But there really can’t be any doubt that the soundbite of the evening, and the money shot for the television audience, came when, after listening to Clinton run through her dismissal of the e-mail controversy, Sanders responded, “The American people are sick and tired of hearing about your damn e-mails.” It was the one moment all night when the whole hall erupted in applause, with the CNN cameras cutting to a shot of Jesse Jackson standing and clapping.
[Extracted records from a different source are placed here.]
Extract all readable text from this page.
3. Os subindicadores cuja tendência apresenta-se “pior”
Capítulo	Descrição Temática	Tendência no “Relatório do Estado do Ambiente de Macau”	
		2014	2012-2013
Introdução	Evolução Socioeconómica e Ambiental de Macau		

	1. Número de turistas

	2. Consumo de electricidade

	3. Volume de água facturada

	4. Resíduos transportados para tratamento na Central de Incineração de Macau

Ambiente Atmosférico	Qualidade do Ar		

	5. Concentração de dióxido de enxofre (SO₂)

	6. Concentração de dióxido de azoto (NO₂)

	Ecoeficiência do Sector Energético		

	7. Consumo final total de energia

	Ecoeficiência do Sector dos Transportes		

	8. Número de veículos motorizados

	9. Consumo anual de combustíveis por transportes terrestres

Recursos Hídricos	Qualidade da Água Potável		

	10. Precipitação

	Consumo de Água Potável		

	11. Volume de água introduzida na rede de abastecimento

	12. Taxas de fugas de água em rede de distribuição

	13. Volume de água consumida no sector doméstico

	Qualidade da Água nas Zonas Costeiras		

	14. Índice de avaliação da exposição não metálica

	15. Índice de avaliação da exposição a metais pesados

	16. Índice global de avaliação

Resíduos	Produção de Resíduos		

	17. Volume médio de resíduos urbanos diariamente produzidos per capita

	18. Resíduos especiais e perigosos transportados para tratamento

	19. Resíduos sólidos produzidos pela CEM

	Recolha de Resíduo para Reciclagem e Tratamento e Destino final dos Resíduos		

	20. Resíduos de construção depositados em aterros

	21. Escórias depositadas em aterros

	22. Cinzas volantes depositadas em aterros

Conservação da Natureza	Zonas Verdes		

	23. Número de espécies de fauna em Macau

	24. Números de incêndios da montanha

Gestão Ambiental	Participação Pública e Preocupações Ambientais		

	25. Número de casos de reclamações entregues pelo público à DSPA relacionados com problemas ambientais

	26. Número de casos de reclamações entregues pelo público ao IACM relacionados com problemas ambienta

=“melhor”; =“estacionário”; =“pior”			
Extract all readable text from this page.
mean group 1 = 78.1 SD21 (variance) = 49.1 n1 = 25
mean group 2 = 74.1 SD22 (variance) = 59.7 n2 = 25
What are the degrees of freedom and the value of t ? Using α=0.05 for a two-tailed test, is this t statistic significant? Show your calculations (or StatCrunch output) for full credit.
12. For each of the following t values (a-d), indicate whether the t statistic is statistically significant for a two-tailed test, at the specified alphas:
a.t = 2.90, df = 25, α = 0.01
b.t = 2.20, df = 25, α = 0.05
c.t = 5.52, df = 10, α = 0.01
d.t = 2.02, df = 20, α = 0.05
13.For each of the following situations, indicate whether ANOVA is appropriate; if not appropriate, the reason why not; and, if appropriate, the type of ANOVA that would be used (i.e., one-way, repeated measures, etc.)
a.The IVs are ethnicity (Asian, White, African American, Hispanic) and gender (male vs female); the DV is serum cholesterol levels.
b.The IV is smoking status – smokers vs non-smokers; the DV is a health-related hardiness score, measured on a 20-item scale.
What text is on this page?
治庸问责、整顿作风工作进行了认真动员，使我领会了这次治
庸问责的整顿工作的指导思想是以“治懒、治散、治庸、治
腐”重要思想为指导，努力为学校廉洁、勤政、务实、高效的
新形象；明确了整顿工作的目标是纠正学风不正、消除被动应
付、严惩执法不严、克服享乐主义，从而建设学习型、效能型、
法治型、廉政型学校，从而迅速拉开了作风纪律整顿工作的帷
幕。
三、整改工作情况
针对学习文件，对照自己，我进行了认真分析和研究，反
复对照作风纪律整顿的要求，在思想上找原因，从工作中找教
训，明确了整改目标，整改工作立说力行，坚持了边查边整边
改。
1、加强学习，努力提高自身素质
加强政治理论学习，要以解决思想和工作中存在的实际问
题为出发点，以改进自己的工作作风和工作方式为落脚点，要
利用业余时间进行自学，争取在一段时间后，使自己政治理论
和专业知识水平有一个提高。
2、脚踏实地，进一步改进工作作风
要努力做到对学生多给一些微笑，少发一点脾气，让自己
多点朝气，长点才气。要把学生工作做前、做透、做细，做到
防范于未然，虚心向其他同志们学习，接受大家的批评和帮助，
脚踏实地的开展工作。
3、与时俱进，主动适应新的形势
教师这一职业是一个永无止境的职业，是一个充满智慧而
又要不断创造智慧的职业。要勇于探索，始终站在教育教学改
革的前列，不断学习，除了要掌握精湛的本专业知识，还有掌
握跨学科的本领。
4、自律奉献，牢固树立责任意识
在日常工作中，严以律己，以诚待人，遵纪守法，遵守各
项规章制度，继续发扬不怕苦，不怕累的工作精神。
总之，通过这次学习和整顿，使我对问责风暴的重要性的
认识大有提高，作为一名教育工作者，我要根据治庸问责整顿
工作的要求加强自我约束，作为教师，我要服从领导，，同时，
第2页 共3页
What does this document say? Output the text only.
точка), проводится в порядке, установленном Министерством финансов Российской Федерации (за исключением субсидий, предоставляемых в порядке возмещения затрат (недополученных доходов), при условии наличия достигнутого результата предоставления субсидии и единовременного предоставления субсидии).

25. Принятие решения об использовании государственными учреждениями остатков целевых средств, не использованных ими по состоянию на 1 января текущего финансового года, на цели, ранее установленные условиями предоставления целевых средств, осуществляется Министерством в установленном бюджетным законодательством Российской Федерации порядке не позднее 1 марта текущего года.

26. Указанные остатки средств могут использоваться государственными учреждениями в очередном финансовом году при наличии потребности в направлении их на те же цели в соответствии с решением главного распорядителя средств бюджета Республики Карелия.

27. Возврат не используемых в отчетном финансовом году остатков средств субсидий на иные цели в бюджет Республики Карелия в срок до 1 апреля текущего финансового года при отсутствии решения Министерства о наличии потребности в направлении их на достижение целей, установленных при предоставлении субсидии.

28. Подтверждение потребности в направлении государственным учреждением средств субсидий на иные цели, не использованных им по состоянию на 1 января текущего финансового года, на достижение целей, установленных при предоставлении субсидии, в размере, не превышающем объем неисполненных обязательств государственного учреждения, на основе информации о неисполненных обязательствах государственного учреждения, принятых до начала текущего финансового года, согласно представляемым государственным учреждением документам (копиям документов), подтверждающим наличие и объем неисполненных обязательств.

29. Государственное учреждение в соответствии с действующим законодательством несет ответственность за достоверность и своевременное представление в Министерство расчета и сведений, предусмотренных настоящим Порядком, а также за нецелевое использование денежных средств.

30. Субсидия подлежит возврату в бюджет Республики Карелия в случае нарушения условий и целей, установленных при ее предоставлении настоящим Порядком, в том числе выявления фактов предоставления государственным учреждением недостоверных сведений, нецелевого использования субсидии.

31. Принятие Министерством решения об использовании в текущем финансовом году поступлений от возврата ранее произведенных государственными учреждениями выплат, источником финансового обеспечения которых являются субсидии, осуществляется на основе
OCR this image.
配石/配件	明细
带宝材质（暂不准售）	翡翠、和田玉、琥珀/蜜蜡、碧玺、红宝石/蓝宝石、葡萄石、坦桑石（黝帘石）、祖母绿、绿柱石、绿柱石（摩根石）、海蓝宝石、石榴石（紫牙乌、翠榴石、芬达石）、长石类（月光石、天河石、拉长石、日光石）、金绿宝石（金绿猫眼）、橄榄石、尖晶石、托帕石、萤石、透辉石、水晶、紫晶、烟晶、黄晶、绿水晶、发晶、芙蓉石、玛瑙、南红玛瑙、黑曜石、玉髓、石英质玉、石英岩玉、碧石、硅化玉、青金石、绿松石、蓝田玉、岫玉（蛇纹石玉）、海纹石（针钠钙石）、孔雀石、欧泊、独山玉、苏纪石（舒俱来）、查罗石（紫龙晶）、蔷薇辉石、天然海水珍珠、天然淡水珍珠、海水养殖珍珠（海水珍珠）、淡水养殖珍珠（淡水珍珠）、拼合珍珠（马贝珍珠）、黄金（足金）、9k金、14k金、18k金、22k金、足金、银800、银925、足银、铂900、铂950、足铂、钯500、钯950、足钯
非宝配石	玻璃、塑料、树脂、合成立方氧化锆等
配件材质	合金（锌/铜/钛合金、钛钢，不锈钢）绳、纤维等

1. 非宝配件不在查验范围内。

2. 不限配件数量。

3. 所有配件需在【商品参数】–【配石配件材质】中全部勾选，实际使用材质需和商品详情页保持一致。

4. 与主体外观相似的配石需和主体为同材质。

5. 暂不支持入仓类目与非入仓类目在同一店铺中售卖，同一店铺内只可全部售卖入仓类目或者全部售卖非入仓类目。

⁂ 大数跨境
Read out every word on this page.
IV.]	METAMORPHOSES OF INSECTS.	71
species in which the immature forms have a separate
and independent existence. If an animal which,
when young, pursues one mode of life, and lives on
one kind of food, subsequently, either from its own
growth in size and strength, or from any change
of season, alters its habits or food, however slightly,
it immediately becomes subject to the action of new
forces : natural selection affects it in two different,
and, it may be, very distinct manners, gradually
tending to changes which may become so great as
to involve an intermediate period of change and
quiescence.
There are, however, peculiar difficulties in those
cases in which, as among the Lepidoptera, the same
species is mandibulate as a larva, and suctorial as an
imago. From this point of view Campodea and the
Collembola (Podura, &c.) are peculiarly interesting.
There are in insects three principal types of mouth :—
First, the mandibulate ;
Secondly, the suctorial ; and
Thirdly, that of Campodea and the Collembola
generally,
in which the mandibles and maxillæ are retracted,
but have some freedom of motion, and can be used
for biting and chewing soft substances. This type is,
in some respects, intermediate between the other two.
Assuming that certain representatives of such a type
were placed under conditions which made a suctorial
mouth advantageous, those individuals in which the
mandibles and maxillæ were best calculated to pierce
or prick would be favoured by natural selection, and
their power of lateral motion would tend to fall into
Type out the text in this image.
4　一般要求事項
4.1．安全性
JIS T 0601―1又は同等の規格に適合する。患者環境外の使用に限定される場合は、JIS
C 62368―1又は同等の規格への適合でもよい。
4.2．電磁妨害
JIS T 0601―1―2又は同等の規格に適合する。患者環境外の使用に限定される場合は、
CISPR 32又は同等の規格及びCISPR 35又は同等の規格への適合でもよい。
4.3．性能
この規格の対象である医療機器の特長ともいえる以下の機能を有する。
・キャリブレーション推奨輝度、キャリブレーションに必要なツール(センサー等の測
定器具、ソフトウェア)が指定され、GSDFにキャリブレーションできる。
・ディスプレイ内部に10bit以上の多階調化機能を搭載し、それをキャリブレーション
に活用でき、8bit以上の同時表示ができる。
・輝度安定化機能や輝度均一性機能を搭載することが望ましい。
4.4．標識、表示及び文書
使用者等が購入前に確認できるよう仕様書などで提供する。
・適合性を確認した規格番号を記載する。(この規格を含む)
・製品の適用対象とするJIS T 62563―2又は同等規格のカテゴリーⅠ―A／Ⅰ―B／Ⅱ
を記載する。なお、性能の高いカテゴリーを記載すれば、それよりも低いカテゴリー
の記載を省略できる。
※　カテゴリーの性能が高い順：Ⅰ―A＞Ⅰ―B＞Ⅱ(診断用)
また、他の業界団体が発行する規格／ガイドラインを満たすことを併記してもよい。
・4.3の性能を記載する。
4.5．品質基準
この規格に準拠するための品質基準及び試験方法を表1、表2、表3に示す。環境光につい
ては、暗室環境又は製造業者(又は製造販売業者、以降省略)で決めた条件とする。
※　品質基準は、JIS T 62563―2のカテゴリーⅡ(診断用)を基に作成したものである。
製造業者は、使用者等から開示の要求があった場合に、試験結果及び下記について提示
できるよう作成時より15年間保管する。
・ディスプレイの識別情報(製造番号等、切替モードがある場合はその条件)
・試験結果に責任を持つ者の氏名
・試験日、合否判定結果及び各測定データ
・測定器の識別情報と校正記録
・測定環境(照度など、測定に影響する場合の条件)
What was interesting about that moment was that, although they were all clapping together, the Sanders and Clinton supporters were clapping for different reasons. The Clinton people perceived, rightly, that by the terms of the typical gotcha score-keeping that we have gotten accustomed to, Sanders had just handed his opponent a great gift. What the Sanders people saw was their candidate showing, in the starkest possible terms, his disdain for that kind of politics.

Before the debate there had been a lot of speculation about whether any of the other three candidates would seize a chance to break through tonight. Martin O’Malley tried his best, hitting Clinton hard on her Iraq war vote—which she rebutted easily by pointing out that her vote hadn’t kept him from endorsing her in 2008. And O’Malley’s folksy manner, his stress on the need for new leadership, and the sharp left turn he’s taken since his days as a stalwart of the Democratic Leadership Council might give him enough of a poll bump to make him the Democrats’ own Marco Rubio. Meanwhile, Jim Webb, a serious man with complex ideas, nearly reduced his own candidacy to the slogan “He Shoots to Kill.” And Lincoln Chafee showed why no one should ever inherit a parent’s seat in the Senate.

In terms of the main event, though, we learned that Hillary really does know how to play this game. Not just for the way she excoriated Bernie for his record on gun control, or for the way she used a question about parental leave to pivot left, declaring, “I know we can afford it. Because we’re going to make the wealthy pay.” But because she seems to have figured out how to look presidential without seeming entitled—at least on television.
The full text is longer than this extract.